Remove all special characters except percentage (real time use case)?
How to remove all special characters except percentage (real time use case)?
If you are running a coupon website, then you will have this issue sometime while parsing/scrapping coupons from merchants.
For example,
you will have these three types of strings:
1. Get 10% Cashback
2. Get Rs. 10/- Cashback
3. Get 10/- Cashback
4. Get (Indian rupee symbol) 10 Cashback
If you use the below regex pattern then it will remove all the special characters:
[ ](?=[ ])|[^-_,A-Za-z0-9]+
Now your sample strings will become like this,
1. Get 10 Cashback
2. Get Rs 10- Cashback
3. Get 10- Cashback
4. Get 10 Cashback
Now 1 and 4 returns same output with out regex, which is wrong. (10%, Rupees(inr currency symbol)10 returns 10, because of all special characters removal regex)

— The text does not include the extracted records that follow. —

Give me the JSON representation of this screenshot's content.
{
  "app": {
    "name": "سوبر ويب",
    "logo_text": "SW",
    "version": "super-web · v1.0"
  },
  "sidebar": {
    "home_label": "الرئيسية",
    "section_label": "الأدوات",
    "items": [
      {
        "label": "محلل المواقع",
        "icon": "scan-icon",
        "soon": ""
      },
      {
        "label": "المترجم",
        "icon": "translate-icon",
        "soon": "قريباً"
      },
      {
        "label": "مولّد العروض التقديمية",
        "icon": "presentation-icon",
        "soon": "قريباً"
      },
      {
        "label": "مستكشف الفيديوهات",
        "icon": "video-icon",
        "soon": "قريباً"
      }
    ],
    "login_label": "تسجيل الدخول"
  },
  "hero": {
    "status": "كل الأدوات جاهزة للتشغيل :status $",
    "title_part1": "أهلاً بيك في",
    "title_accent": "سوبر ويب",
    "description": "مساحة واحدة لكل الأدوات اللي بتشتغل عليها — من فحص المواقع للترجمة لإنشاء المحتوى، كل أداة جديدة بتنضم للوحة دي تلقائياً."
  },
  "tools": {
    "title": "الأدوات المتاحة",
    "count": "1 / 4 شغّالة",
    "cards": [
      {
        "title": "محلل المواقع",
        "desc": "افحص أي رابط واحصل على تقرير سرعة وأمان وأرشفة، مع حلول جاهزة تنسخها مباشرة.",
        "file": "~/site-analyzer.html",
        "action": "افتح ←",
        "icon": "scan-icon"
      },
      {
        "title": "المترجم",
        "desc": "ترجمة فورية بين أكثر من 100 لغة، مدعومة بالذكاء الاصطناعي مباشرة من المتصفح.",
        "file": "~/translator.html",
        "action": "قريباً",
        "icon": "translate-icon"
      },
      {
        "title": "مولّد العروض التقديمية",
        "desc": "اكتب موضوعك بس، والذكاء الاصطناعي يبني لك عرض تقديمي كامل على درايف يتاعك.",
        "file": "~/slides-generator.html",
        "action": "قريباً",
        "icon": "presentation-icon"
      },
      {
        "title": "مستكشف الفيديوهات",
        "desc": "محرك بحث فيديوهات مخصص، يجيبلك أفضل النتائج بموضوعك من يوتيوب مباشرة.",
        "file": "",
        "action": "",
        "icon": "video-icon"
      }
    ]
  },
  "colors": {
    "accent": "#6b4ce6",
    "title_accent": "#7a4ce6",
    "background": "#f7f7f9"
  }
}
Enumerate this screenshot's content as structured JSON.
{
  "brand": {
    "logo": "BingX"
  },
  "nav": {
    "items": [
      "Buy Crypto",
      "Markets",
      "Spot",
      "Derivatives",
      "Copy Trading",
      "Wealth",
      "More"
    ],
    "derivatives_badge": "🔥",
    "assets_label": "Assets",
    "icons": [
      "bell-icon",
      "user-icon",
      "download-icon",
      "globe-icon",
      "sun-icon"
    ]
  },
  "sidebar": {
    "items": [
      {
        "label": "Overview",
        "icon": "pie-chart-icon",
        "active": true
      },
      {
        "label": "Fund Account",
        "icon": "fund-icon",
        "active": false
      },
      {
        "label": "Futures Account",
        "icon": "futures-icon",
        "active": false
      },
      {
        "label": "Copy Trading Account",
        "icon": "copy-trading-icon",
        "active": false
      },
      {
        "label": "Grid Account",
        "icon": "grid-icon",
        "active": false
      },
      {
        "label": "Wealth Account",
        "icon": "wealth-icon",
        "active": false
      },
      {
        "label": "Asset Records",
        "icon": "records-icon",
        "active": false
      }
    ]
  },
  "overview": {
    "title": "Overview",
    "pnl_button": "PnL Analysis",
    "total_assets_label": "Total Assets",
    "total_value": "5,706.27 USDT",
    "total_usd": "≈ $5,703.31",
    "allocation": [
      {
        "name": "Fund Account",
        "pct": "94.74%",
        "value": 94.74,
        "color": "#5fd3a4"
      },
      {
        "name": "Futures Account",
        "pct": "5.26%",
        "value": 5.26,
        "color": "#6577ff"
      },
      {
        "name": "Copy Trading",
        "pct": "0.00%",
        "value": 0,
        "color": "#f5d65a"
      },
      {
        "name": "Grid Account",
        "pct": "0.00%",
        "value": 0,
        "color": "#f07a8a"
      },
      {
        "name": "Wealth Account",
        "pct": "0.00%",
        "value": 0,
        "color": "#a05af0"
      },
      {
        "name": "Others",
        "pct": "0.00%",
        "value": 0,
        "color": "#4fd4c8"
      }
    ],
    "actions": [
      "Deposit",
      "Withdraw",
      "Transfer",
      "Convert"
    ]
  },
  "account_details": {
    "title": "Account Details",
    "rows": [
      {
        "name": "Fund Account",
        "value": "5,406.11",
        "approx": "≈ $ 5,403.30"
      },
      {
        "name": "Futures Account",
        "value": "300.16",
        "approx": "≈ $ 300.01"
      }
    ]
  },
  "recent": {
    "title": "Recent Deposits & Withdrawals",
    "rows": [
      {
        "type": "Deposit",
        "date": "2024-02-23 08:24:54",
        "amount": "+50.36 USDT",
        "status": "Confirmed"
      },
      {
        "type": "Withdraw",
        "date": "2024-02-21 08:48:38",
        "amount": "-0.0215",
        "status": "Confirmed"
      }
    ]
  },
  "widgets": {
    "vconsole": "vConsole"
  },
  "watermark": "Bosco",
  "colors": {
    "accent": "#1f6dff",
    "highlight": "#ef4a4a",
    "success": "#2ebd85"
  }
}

But if you rewrite your logic to remove all special character than percentage(%) then you will not face this issue,
[ ](?=[ ])|[^-_,A-Za-z0-9?!%]+
?!% => to escape a particular character it needs to be given with ?!
Now it is:
1. Get 10% Cashback
2. Get Rs 10- Cashback
3. Get 10- Cashback
4. Get 10 Cashback
changed a bit more to remove to keep /- and Rs. as well:
[ ](?=[ ])|[^-_,A-Za-z0-9?!%?!Rs.?!/\\- ]+
Now it is:
1. Get 10% Cashback
2. Get Rs. 10/- Cashback
3. Get 10/- Cashback
4. Get 10 Cashback
Now it is perfect.
Full source code of the above regex example:
[java]
package in.javadomain;
public class RegexExceptPercentage {
public static void main(String[] args) {
String str1 = “Get 10% Cashback”;
String str2 = “Get Rs. 10/- Cashback”;
String str3 = “Get 10/- Cashback”;
String str4 = “Get ? 10 Cashback”;
// Regex only except percentage
String afterRem1 = str1.replaceAll(“[ ](?=[ ])|[^-_,A-Za-z0-9 ?!% ]+”, “”);
System.out.println(afterRem1);
// Regex except Rs. & /-
String afterRem2 = str2.replaceAll(“[ ](?=[ ])|[^-_,A-Za-z0-9 ?!Rs.?!/\\- ]+”, “”);
System.out.println(afterRem2);
// Regex except /-
String afterRem3 = str3.replaceAll(“[ ](?=[ ])|[^-_,A-Za-z0-9 !/\\- ]+”, “”);
System.out.println(afterRem3);
String afterRem4 = str4.replaceAll(“[ ](?=[ ])|[^-_,A-Za-z0-9 ]+”, “”);
System.out.println(afterRem4);
}
}
[/java]
Output:
[plain]
Get 10% Cashback
Get Rs. 10/- Cashback
Get 10/- Cashback
Get 10 Cashback
[/plain]